Sempre começo comendo coelhinhos de chocolate pelas orelhas: eles não gritam de dor. Quanto a mim, reajo a qualquer dor do corpo como uma potencial doença – talvez porque me ache desde sempre doente, doente de uma síndrome que me atravessa os olhos, a espinha, a barriga. Tenho medo desse ódio que sinto do corpo, do meu corpo, e temo que ele se transforme mais adiante em coisas bem materiais e palpáveis, como um câncer, ou que ele se eleve a um grau insuportável de autonomia e me conduza ao suicídio. Quero passar a gostar do meu corpo, o que fatalmente me possibilitaria cuidar dele melhor. Se o detesto, é claro que o saboto. Sinto que é preciso reiniciar, interrompendo um ciclo que vem de tempos, promovendo uma mudança que busque aquela claridade ofuscante de fechar os olhos. Sinto que mudo de uma ilha deserta para outra: é preciso um novo emprego, uma nova atitude em relação a mim, um novo homem no mundo.

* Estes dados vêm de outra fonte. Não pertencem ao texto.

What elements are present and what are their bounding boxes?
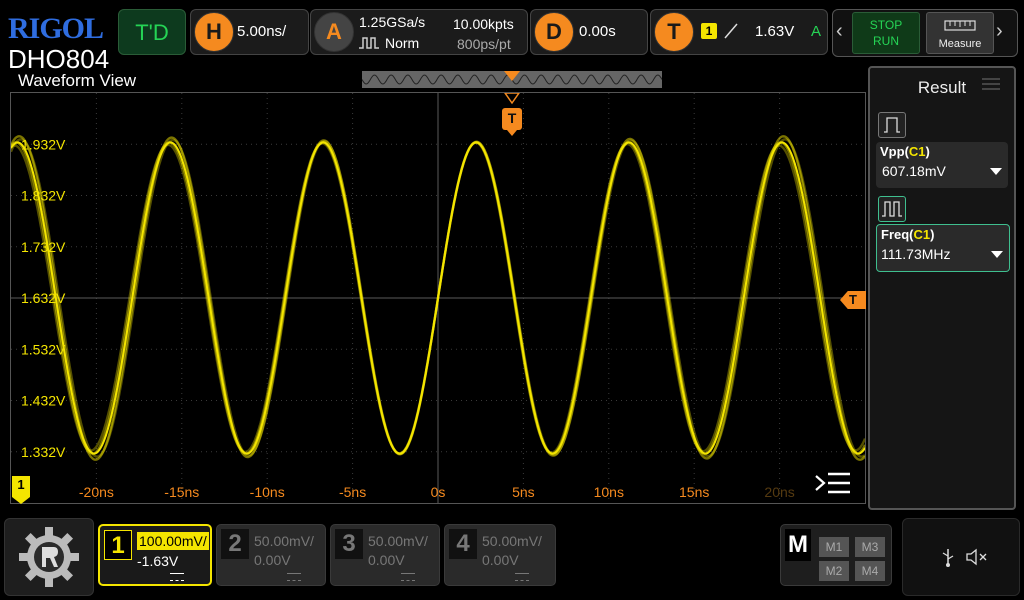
channel3-number: 3 [335, 529, 363, 559]
channel1-number: 1 [104, 530, 132, 560]
x-axis-label: 10ns [594, 484, 624, 500]
rising-edge-icon [724, 23, 738, 39]
rigol-gear-icon [19, 527, 79, 587]
channel2-offset: 0.00V [254, 552, 291, 568]
x-axis-label: 20ns [764, 484, 794, 500]
math-label: M [785, 529, 811, 561]
rigol-logo: RIGOL [8, 12, 104, 45]
waveform-area[interactable]: 1.932V 1.832V 1.732V 1.632V 1.532V 1.432V 1.33… [10, 92, 866, 504]
x-axis-label: -15ns [164, 484, 199, 500]
freq-name: Freq [881, 227, 910, 242]
freq-label: Freq(C1) [881, 227, 935, 242]
x-axis-label: 0s [431, 484, 446, 500]
measure-label: Measure [938, 38, 982, 50]
channel2-scale: 50.00mV/ [254, 533, 314, 549]
channel3-offset: 0.00V [368, 552, 405, 568]
channel1-box[interactable]: 1 100.00mV/ -1.63V [98, 524, 212, 586]
channel4-dc-coupling-icon [515, 573, 529, 581]
freq-measure-icon [878, 196, 906, 222]
vpp-value: 607.18mV [882, 163, 946, 179]
sample-rate: 1.25GSa/s [359, 14, 426, 30]
delay-value: 0.00s [579, 23, 616, 40]
trigger-source-badge: 1 [701, 23, 717, 39]
waveform-svg: 1.932V1.832V1.732V1.632V1.532V1.432V1.33… [11, 93, 865, 503]
y-axis-label: 1.432V [21, 393, 66, 409]
channel1-marker-label: 1 [17, 477, 25, 492]
td-label: T'D [135, 20, 169, 45]
channel2-dc-coupling-icon [287, 573, 301, 581]
trigger-control[interactable]: T 1 1.63V A [650, 9, 828, 55]
model-name: DHO804 [8, 44, 110, 74]
channel4-scale: 50.00mV/ [482, 533, 542, 549]
usb-icon[interactable] [941, 547, 955, 567]
math-m4-button[interactable]: M4 [855, 561, 885, 581]
horizontal-icon: H [194, 12, 234, 52]
vpp-name: Vpp [880, 144, 905, 159]
td-button[interactable]: T'D [118, 9, 186, 55]
time-resolution: 800ps/pt [457, 36, 511, 52]
chevron-left-icon[interactable]: ‹ [836, 20, 843, 43]
run-label: RUN [873, 34, 899, 48]
vpp-dropdown-icon[interactable] [990, 168, 1002, 175]
channel3-box[interactable]: 3 50.00mV/ 0.00V [330, 524, 440, 586]
y-axis-label: 1.332V [21, 444, 66, 460]
channel4-box[interactable]: 4 50.00mV/ 0.00V [444, 524, 556, 586]
trigger-icon: T [654, 12, 694, 52]
result-card-vpp[interactable]: Vpp(C1) 607.18mV [876, 142, 1008, 188]
channel4-offset: 0.00V [482, 552, 519, 568]
math-m3-button[interactable]: M3 [855, 537, 885, 557]
delay-control[interactable]: D 0.00s [530, 9, 648, 55]
trigger-mode: A [811, 23, 822, 40]
measure-button[interactable]: Measure [926, 12, 994, 54]
channel2-number: 2 [221, 529, 249, 559]
acquire-mode-icon [359, 37, 379, 49]
home-gear-button[interactable] [4, 518, 94, 596]
trigger-position-pointer [507, 130, 517, 136]
result-card-freq[interactable]: Freq(C1) 111.73MHz [876, 224, 1010, 272]
chevron-right-icon[interactable]: › [996, 20, 1003, 43]
channel4-number: 4 [449, 529, 477, 559]
freq-value: 111.73MHz [881, 246, 951, 262]
result-menu-icon[interactable] [980, 76, 1002, 92]
vpp-measure-icon [878, 112, 906, 138]
result-panel: Result Vpp(C1) 607.18mV Freq(C1) 111.73M… [868, 66, 1016, 510]
trigger-level: 1.63V [755, 23, 795, 40]
memory-depth: 10.00kpts [453, 16, 514, 32]
acquire-mode: Norm [385, 35, 420, 51]
freq-dropdown-icon[interactable] [991, 251, 1003, 258]
math-box[interactable]: M M1 M3 M2 M4 [780, 524, 892, 586]
channel3-dc-coupling-icon [401, 573, 415, 581]
brand: RIGOL DHO804 [8, 12, 116, 74]
math-m2-button[interactable]: M2 [819, 561, 849, 581]
channel1-scale: 100.00mV/ [137, 532, 209, 550]
ruler-icon [944, 20, 976, 31]
speaker-muted-icon[interactable] [965, 547, 989, 567]
channel3-scale: 50.00mV/ [368, 533, 428, 549]
channel1-dc-coupling-icon [170, 573, 184, 581]
vpp-label: Vpp(C1) [880, 144, 930, 159]
vpp-source: C1 [908, 144, 926, 159]
acquire-icon: A [314, 12, 354, 52]
status-box [902, 518, 1020, 596]
x-axis-label: 5ns [512, 484, 535, 500]
x-axis-label: -10ns [250, 484, 285, 500]
run-stop-button[interactable]: STOP RUN [852, 12, 920, 54]
freq-source: C1 [913, 227, 931, 242]
waveform-view-title: Waveform View [18, 71, 137, 90]
trigger-position-marker[interactable]: T [502, 108, 522, 130]
x-axis-label: 15ns [679, 484, 709, 500]
x-axis-label: -5ns [339, 484, 366, 500]
acquire-control[interactable]: A 1.25GSa/s Norm 10.00kpts 800ps/pt [310, 9, 528, 55]
trigger-position-label: T [507, 110, 517, 126]
stop-label: STOP [869, 18, 903, 32]
math-m1-button[interactable]: M1 [819, 537, 849, 557]
channel2-box[interactable]: 2 50.00mV/ 0.00V [216, 524, 326, 586]
horizontal-control[interactable]: H 5.00ns/ [190, 9, 309, 55]
delay-icon: D [534, 12, 574, 52]
channel1-offset: -1.63V [137, 553, 179, 569]
x-axis-label: -20ns [79, 484, 114, 500]
timebase-value: 5.00ns/ [237, 23, 287, 40]
menu-lines-icon[interactable] [814, 470, 852, 498]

Um renascer que não é sinônimo de “começar do zero”, mas um recomeço que leve em conta de modo muito sério tudo o que me trouxe até aqui – inclusive com este corpo, neste estado, com estas dificuldades e com estas belezas. Seria preciso comer meu corpo pelas orelhas. Sinto que algo de profundamente novo está porvir em mim. Sinto que vou renunciar, romper e interromper; sinto que vou largar tudo e me virar. Sinto que vou parar e que vou olhar pra trás, com o vento batendo nos cabelos e com o cenho franzido, e que vou dar de costas para manifestar meu apreço e meu desprezo por tudo, por todos que me passaram, e sinto que vou caminhar adiante. Sinto que vou virar as costas. Cansei de me censurar por dormir demais, de ter pesadelos sobre acordar às onze e meia da manhã. Se o faço, é por pura insatisfação, é um jeito de fugir de ti e deles todos. Mas se eu fugir de vocês, jamais vou me permitir ser surpreendido, ser encantado; jamais vou me deixar ficar apaixonado por ti, justamente por ti, que vem com essa juventude de olhos penetrantes que... me apaixona. Eu decidi que vou fazer as pessoas se apaixonarem por mim e comprei dois perfumes: um para o peito e outro para as orelhas: porque quero que comecem a me comer pelas orelhas.